Why is the Boomerang Nebula so cold?
It would take 15 years after its discovery for this strange nebula to earn its status as the universe’s East Antarctica. That was when Raghvendra Sahai and Lars-Åke Nyman, astronomers at Caltech and the European Southern Observatory respectively, first pointed their telescope at the nebula and discovered that it was actually absorbing the microwave background radiation – something mathematically impossible unless it was ejecting so much material, so fast, that it just wasn’t keeping any heat for itself.
But here’s the thing: obviously, the Boomerang Nebula isn’t the only planetary nebula expelling mass out there, but it is the only one doing so at rates 10 to 100 times faster than everyone else.

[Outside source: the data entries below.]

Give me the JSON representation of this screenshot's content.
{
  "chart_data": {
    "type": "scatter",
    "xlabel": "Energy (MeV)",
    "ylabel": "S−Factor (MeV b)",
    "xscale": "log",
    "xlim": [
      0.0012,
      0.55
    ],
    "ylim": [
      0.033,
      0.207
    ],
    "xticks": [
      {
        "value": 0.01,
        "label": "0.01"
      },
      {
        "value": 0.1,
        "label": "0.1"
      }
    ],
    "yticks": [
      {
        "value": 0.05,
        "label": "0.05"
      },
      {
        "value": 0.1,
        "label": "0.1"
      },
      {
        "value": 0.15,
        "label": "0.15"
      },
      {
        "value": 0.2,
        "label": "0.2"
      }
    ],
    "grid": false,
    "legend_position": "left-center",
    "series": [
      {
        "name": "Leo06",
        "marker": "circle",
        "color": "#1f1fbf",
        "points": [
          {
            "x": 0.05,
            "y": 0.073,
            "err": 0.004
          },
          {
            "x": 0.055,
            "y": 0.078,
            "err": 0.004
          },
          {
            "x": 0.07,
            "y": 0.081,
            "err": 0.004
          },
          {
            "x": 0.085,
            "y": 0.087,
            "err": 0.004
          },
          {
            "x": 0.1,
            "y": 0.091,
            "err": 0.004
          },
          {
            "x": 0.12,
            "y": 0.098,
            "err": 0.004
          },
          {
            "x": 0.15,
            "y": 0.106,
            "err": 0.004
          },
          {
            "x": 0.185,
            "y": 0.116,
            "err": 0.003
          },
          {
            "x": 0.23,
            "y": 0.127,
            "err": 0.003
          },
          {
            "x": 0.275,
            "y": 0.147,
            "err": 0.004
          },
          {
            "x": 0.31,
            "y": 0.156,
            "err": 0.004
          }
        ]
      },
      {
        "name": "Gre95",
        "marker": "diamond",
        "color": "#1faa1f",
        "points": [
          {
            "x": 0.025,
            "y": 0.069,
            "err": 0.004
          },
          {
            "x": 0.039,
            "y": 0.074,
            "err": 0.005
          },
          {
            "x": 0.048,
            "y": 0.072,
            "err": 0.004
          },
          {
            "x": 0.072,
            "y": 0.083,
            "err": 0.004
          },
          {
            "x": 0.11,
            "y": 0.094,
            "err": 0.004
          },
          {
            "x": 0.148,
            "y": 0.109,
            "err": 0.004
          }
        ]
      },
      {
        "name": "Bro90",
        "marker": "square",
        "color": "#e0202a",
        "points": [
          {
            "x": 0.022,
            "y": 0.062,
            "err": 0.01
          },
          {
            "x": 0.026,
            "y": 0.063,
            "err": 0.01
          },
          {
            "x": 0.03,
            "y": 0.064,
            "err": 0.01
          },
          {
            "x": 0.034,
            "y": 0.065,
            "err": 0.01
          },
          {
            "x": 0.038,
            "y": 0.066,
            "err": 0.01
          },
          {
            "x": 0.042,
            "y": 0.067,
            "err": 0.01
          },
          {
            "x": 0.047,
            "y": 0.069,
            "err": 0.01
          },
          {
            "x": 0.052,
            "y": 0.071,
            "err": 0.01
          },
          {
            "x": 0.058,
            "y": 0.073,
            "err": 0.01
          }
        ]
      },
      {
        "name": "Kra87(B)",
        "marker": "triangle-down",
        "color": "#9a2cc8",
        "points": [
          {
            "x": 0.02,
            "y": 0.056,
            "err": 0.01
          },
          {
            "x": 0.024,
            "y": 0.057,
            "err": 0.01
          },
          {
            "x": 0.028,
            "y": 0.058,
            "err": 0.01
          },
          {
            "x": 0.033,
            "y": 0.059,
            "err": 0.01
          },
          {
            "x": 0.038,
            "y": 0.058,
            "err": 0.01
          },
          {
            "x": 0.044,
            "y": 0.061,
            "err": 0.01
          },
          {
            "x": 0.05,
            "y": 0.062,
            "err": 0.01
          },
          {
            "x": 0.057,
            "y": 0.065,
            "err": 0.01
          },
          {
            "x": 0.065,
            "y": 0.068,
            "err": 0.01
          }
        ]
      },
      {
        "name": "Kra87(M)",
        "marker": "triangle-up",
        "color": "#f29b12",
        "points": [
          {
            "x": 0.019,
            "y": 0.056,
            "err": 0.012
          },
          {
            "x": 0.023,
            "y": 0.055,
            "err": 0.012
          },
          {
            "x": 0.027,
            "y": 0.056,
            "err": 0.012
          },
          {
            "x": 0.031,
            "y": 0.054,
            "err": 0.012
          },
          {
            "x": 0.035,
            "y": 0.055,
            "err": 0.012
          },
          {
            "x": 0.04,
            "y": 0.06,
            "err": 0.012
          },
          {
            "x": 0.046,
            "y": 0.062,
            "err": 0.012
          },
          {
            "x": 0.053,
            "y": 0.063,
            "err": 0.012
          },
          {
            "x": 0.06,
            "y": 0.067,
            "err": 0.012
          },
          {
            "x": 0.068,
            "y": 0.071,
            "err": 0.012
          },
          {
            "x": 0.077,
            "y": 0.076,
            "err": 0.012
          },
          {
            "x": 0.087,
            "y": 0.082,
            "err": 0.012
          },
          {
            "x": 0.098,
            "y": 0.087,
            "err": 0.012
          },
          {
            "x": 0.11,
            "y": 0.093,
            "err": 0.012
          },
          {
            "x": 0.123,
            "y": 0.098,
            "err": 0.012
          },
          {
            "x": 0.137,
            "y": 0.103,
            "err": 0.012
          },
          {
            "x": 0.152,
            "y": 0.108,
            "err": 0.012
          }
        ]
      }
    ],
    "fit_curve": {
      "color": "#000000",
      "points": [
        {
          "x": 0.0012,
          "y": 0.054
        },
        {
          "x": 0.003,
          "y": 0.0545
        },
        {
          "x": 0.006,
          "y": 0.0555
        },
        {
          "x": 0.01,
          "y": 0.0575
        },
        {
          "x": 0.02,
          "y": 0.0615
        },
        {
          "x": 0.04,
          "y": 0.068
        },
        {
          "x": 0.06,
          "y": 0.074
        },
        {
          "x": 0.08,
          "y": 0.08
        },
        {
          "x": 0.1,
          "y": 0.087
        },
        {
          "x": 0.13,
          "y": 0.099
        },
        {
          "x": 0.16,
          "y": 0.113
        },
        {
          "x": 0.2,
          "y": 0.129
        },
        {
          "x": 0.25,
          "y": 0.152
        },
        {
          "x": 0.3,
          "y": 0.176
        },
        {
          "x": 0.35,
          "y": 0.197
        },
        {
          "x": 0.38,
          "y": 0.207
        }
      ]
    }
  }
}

Clearly, there’s something extra-special going on there that isn’t found in other nebulae – and, when Sahai, Nyman, and Chalmers University of Technology astronomer Wouter Vlemmings took a deeper look back in 2017, they figured out what it was.
“Most of the stellar envelope from the massive red giant star has been blasted out into space at speeds far beyond the capabilities of a single, red giant star,” said Sahai, by that point an astronomer at NASA's Jet Propulsion Laboratory, at the time. “The only way to eject so much mass and at such extreme speeds is from the gravitational energy of two interacting stars.”
It’s for that reason that Sahai and his colleagues concluded that the Boomerang Nebula isn’t just the last gasp of a dying star, but of two: it “appears to have resulted from a strongly interacting binary system,” they wrote, “in which a very significant fraction of the primary star’s envelope was ejected […] as the companion spiraled in toward the latter’s core.”
Will the Boomerang Nebula always be the coldest place in the universe?
The Boomerang Nebula has been expelling its material for about 3,500 years right now, which isn’t very long at all in stellar terms. But it can’t last forever – and observations have shown it’s already warming up.
Overall, we shouldn’t expect these super-cold temperatures to last longer than a few more millennia – which, given the Boomerang Nebula’s place 5,000 light-years away from us, means it could be already gone. But with its quick demise comes a more uplifting corollary: that somewhere out there, another one may well be forming right now.
“It's possible these super cosmic freezers are quite common in the universe,” confirmed Nyman. “But they can only maintain such extreme temperatures for a relatively short time.”
“We see this remarkable object at a very special, very short-lived period of its life,” he said. After that, who knows where the coldest place will be.